Jim Jennings, the Director of Content at RTÉ, said that Gogan “defined the Irish popular music scene for decades”. 

He advocated for Irish artists and Irish music throughout his career, meaning he was respected not only by audiences, but by musicians too. This, in many ways, was his unique quality: he was loved by the listener, and loved by the artist.

“Larry’s legacy will endure in popular culture and the popular imagination for decades to come,” he said. 

Gogan, who was born in 1934, broadcast his first radio programme on RTÉ Radio 1. He was also in the original line-up of RTÉ Radio 2, which eventually became RTÉ 2fm. 

In January 2019, he moved from 2FM to RTÉ Gold and presented his last programme on 2FM. 

He presented The Golden Hour up until February 2014. 

Dan Healy, the Head of RTÉ 2FM, said that Larry was part of the foundation of the station. 

“He was, arguably, the greatest music DJ in Irish broadcasting history; that gorgeous voice; that genius with a link; that love for the music,” he said. 

“Larry won all the major radio awards in Ireland but over and above them all he had the one that mattered most: universal popularity.” 

Minister for Culture Josepha Madigan joined in the tributes to Gogan. “We have lost another of our cherished broadcasters.
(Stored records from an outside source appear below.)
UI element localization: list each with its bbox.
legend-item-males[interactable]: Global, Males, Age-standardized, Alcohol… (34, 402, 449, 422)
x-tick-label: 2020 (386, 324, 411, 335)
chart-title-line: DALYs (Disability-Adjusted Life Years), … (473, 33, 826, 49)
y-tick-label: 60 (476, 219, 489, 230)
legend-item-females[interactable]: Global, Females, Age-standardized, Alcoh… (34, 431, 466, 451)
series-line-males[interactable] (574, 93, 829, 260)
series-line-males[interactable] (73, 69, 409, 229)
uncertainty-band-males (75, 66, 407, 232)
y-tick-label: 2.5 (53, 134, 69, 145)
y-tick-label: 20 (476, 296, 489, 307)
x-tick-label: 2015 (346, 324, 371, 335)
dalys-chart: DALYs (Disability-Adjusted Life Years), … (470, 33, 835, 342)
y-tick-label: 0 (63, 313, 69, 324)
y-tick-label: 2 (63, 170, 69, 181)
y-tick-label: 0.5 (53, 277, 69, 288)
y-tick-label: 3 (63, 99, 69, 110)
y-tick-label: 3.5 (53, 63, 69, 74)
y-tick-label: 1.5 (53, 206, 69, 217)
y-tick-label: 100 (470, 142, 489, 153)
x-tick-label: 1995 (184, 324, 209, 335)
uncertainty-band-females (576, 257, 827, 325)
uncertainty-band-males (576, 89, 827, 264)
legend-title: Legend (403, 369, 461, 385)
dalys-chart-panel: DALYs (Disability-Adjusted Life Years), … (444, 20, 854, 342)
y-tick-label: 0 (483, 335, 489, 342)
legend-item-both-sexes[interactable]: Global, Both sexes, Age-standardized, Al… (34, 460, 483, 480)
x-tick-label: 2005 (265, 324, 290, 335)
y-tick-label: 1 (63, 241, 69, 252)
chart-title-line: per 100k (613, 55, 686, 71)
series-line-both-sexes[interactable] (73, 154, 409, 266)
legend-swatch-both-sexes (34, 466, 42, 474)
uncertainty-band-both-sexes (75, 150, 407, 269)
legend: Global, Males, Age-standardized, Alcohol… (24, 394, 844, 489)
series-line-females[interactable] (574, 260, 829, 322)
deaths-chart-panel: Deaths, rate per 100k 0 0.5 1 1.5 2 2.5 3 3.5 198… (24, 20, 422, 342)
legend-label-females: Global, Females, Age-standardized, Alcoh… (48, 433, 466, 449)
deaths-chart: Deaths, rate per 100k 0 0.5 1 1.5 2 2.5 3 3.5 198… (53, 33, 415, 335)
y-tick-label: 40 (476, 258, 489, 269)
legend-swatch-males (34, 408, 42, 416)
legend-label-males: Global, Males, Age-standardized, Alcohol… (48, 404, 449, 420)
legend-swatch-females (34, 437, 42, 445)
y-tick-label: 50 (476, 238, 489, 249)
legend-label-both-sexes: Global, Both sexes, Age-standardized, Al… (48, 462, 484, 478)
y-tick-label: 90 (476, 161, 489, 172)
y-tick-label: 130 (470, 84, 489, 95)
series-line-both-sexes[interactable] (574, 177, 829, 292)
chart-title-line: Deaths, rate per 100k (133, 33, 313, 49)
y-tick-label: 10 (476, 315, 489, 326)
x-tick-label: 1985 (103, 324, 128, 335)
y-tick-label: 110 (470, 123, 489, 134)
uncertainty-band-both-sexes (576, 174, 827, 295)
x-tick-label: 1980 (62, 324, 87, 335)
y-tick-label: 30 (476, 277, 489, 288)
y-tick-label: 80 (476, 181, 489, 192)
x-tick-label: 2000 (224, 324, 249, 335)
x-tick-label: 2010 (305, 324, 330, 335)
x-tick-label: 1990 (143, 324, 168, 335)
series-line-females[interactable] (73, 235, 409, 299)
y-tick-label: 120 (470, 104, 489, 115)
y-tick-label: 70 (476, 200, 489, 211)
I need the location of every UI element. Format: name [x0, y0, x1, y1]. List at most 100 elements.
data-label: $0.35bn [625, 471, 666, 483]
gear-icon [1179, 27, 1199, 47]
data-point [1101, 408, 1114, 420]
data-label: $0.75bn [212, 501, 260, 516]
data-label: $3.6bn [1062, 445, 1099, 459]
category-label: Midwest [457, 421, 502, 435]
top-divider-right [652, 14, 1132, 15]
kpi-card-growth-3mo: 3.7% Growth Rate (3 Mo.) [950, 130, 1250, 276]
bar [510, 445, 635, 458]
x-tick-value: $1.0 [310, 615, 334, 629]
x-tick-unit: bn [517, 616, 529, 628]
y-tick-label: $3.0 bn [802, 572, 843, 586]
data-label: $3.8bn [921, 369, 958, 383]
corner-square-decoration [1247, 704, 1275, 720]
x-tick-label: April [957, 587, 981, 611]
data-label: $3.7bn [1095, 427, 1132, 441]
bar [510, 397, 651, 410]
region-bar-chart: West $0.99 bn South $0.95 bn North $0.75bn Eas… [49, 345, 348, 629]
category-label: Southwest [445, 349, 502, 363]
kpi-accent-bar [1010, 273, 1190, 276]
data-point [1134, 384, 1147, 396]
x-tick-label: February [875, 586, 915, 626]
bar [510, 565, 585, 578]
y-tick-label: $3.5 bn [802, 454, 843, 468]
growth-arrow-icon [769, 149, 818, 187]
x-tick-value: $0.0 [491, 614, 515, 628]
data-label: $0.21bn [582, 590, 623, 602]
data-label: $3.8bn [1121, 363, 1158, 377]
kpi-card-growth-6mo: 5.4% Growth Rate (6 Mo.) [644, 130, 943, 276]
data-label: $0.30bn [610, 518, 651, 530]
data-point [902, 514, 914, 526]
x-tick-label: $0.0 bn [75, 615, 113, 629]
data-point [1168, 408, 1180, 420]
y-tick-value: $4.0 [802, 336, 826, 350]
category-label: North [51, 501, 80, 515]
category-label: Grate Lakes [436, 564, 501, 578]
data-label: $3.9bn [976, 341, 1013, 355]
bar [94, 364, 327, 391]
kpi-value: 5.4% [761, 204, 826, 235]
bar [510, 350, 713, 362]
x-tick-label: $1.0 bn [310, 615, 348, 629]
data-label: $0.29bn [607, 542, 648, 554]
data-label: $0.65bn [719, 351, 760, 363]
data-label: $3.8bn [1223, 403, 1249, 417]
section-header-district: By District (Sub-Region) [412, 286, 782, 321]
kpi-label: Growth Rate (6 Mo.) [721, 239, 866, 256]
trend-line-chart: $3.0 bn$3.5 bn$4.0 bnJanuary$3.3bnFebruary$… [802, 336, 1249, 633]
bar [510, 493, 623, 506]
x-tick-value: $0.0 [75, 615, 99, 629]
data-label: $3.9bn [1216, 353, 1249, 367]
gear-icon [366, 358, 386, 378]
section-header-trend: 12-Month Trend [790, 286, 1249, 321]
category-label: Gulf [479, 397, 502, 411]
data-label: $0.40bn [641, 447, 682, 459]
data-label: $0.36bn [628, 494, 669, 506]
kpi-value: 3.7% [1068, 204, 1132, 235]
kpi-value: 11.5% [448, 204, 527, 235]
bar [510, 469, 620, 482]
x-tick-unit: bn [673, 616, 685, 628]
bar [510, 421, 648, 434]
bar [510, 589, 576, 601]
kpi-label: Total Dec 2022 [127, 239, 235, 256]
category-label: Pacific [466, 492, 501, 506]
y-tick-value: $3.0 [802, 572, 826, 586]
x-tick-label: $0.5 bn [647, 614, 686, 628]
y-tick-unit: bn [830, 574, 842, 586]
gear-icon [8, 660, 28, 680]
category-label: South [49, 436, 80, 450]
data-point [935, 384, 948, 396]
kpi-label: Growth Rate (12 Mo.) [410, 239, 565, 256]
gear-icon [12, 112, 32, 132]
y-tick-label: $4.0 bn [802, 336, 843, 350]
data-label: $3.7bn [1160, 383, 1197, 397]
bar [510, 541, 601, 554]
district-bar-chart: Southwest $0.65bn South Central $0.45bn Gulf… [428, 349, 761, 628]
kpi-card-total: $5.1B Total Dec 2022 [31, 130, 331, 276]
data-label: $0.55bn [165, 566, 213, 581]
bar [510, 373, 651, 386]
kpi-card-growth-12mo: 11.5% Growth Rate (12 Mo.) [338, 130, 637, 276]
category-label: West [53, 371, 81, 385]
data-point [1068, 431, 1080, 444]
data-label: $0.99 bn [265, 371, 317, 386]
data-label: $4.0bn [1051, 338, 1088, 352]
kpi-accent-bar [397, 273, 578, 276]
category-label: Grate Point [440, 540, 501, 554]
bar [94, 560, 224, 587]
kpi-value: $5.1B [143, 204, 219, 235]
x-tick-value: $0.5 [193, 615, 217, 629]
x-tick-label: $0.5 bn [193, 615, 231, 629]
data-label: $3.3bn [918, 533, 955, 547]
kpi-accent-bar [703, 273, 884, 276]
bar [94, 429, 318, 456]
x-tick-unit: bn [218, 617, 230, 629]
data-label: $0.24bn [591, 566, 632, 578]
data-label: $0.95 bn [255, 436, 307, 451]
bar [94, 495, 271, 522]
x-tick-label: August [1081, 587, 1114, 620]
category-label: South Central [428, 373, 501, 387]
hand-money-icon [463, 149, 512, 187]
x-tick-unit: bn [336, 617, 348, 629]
He was loved by the listeners and artists alike. My condolences to his family and friends,” she said. 

Fans and friends took to Twitter this morning to pay their respects and share their memories of the broadcaster. 

RTÉ’s Joe Duffy said that Larry was the “soundtrack of our lives” from the 1960s onwards. 

“I visited him ten days ago, he was in his usual great form with his loving family, his beautiful honeyed voice, the quick wit and deep intelligence shone through,” Duffy wrote on Twitter

Speaking on RTÉ Radio One’s Morning Ireland programme this morning, Duffy said that his voice never changed during his career. It was, he said, “the voice of the new swinging Ireland”. 

“You didn’t have to meet Larry Gogan to know that he was a gorgeous man,” he said. 

Opening his show on RTÉ Radio One this morning, Ryan Tubridy paid tribute to Gogan, adding that his death was particularly poignant in the wake of the deaths of both Gay Byrne and Marian Finucane

“There is a sense that this trinity of talent that has dominated the Irish airwaves,” he said, “has all left us now”.

“He was genial, he was gentle, he was giving and he was good craic,” Tubridy said.

“One of those rare creatures in public life – a man who was universally loved and admired.”

On the same programme, RTÉ presenter Ronan Collins paid an emotional tribute to his friend: “Larry wasn’t just professionally happy. He was personally happy. He loved music. He never broke it down into categories. He always had his own voice, and what a voice.”

RTÉ presenter Marty Whelan said that Gogan was a “dear friend and a wonderful man”, while presenter and commentator Marty Morrissey praised him as a “brilliant broadcaster”.

RTÉ News presenter Caitriona Perry also called him the “voice of Ireland”.

With reporting from Conor McCrave

Announcing Gogan’s passing this morning RTÉ listed his age as 81. It has since been confirmed he was 85.